Dennis picks up where Brown left off for me. At every restaurant he took me to, people bowed down. He has been on TV with Padma Lakshmi, Anthony Bourdain, and Sara Moulton, showing the world the beauty of Black Lowcountry food. Bon Appétit, New York magazine, and the New York Times have all profiled him. Still, his demeanor remains salt-of-the-earth.
“B.J., you gotta start charging people you take around town. You spend a lot of time telling people about the true gems,” I told him after he picked me up from my solo outdoor snack at FIG, the James Beard Award–winning restaurant known for its fresh local seafood and vegetable dishes. “Did you get the sticky sorghum cake?” he asked by way of response.
Next was My Three Sons, a steam-table restaurant with poor signage that serves signature Gullah Geechee dishes. My entire order was to-go: piping-hot okra soup, red rice, and deviled crab. The soup was full-bodied, with bits of the green pod poking out (no slimy masses), penny-sized butter beans swimming about, and a tad of smokiness from the meat. Cookbook author and food columnist Samin Nosrat wrote in the New York Times Magazine that okra soup “refers to our nation’s history and acknowledges even the ugliest parts—the genocide, the enslavement, the colonization—and still manages to nourish.” The Lowcountry dish is a symbolic parallel to American apple pie. I’ve tasted uncountable variations of it, and know well that perfect balance of acid, texture, and smoke. My Three Sons’ okra soup did exactly what it was supposed to do.

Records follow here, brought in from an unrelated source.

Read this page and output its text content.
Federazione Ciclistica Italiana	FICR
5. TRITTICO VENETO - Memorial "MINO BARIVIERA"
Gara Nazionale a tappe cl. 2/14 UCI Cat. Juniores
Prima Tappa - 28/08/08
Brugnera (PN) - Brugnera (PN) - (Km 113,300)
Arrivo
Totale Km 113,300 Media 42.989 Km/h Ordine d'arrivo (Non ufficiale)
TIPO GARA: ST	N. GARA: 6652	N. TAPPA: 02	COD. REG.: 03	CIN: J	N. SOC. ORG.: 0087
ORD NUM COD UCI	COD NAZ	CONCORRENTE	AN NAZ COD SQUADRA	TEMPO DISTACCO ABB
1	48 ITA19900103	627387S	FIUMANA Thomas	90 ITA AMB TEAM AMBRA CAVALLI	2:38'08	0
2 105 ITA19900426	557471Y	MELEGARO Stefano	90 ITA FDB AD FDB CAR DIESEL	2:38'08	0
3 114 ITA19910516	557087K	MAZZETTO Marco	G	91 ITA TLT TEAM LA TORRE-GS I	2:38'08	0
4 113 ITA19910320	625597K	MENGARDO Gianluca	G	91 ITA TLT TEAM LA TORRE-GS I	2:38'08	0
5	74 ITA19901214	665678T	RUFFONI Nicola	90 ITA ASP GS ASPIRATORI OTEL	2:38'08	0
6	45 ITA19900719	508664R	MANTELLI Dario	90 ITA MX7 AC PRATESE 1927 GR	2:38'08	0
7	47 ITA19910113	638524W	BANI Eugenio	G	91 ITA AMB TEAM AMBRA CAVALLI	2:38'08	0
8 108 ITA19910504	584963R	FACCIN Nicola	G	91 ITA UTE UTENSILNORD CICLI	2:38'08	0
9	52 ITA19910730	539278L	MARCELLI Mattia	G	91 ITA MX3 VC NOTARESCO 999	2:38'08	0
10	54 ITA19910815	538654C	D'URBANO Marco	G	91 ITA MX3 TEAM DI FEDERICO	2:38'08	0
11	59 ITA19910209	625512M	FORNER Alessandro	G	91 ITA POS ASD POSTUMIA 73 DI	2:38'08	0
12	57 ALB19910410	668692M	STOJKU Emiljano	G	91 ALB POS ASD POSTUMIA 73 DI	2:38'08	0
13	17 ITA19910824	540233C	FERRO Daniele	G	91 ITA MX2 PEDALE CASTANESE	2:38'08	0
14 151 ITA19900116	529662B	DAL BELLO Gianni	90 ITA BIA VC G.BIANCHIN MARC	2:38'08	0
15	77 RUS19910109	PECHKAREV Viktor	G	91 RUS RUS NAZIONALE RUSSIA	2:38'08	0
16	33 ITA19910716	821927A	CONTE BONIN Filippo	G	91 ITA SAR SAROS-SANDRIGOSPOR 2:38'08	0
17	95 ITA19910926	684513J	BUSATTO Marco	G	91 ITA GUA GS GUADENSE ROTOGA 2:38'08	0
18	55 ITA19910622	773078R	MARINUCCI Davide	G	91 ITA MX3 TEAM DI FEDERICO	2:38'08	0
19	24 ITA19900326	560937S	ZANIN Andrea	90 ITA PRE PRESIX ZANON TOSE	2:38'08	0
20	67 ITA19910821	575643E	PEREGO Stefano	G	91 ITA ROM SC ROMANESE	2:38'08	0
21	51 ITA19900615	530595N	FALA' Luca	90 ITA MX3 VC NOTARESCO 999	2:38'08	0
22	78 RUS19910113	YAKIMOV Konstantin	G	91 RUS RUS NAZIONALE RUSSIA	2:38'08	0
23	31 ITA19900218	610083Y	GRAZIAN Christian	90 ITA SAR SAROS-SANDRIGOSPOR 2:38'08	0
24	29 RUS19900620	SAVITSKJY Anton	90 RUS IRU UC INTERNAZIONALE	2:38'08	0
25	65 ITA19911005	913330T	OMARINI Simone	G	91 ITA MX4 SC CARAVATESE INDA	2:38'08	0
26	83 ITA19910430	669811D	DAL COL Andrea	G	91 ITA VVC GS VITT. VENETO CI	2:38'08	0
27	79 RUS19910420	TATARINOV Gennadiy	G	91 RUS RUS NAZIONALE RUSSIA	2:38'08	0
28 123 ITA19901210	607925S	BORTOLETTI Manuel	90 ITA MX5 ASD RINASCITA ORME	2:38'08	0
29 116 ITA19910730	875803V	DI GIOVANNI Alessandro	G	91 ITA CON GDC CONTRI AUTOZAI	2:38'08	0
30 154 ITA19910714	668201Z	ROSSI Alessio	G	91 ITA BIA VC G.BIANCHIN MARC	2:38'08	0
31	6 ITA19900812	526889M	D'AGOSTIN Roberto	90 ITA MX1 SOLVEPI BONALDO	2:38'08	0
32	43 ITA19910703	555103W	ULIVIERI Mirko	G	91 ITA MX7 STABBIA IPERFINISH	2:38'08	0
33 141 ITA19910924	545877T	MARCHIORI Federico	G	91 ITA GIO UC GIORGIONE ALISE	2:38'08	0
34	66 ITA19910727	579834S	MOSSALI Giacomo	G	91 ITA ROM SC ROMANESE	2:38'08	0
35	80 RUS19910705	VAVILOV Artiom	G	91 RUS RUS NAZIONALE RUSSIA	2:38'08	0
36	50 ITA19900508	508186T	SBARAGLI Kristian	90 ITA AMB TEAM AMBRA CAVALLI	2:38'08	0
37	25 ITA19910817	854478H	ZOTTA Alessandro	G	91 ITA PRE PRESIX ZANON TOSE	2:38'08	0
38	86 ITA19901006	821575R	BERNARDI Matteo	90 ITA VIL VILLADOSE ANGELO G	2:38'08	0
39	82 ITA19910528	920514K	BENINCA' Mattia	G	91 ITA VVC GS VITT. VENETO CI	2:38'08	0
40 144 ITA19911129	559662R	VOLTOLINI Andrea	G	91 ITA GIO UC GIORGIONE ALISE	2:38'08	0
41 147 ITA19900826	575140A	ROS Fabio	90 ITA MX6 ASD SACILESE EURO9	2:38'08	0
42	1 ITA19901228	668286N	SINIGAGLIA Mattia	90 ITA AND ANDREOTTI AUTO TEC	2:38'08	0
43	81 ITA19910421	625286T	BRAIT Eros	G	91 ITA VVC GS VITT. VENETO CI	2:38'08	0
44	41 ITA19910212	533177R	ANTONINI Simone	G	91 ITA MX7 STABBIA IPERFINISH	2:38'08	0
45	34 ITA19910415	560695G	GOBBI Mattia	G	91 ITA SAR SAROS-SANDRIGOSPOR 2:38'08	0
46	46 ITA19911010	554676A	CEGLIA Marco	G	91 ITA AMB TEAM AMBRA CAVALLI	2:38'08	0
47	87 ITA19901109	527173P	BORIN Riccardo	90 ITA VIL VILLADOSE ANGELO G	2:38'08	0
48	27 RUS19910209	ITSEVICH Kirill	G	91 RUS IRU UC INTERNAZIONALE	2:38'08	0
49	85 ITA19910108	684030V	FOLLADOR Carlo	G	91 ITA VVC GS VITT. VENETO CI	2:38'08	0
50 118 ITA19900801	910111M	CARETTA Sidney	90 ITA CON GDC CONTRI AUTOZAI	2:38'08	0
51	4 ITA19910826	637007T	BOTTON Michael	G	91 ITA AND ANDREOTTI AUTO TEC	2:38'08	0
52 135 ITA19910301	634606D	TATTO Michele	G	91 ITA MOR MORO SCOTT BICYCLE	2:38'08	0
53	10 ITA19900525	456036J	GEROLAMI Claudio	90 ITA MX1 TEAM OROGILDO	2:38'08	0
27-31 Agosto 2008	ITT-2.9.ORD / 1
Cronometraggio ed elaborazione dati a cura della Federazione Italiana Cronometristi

“I’m going to take you by a few more spots,” Dennis said, back in his car, as I wedged the rest of my soup under my legs to avoid spillage. This declaration had become my favorite line from my host, because I knew that each stop would bring more unique dishes to sample. Next was Vivian Howard’s Handy & Hot, where biscuits were stuffed with all manner of deliciousness, like air-dried sausage with grape mustard. I washed it all down with an oat milk, bay-leaf, and rosemary iced latte.
A few years back, when Sean Brock dominated the Charleston scene, his restaurants Husk, McCrady’s, and Minero were the magnum opuses of dining. His ethos was all about sourcing only Southern ingredients, and at the height of his career, that was me sitting in McCrady’s, intoxicated by oysters, tater tots with caviar, and Lady Baltimore cake. After Brock left for Nashville, the city’s celebrity-chef seat remained vacant until Howard announced her plans to take up some space. A TV personality and cookbook author, she is arguably Charleston’s only big-time chef with the power to put butts in seats and banquettes. She’s now working on a new restaurant, Lenoir, which is focused on eastern North Carolina ingredients. “There is a lot of excitement about my restaurants opening in this particular part of downtown Charleston,” Howard told me. “I’m not trying to re-create what Gullah cooks have been doing for centuries, but we are using local ingredients like pork from Peculiar Pig Farm, which is Black-owned. In some ways that is supporting the Gullah Geechee history and the Charleston community.” Lenoir’s opening will also be a signal that downtown has bounced back after an unforgettably bad year. I want to see it succeed.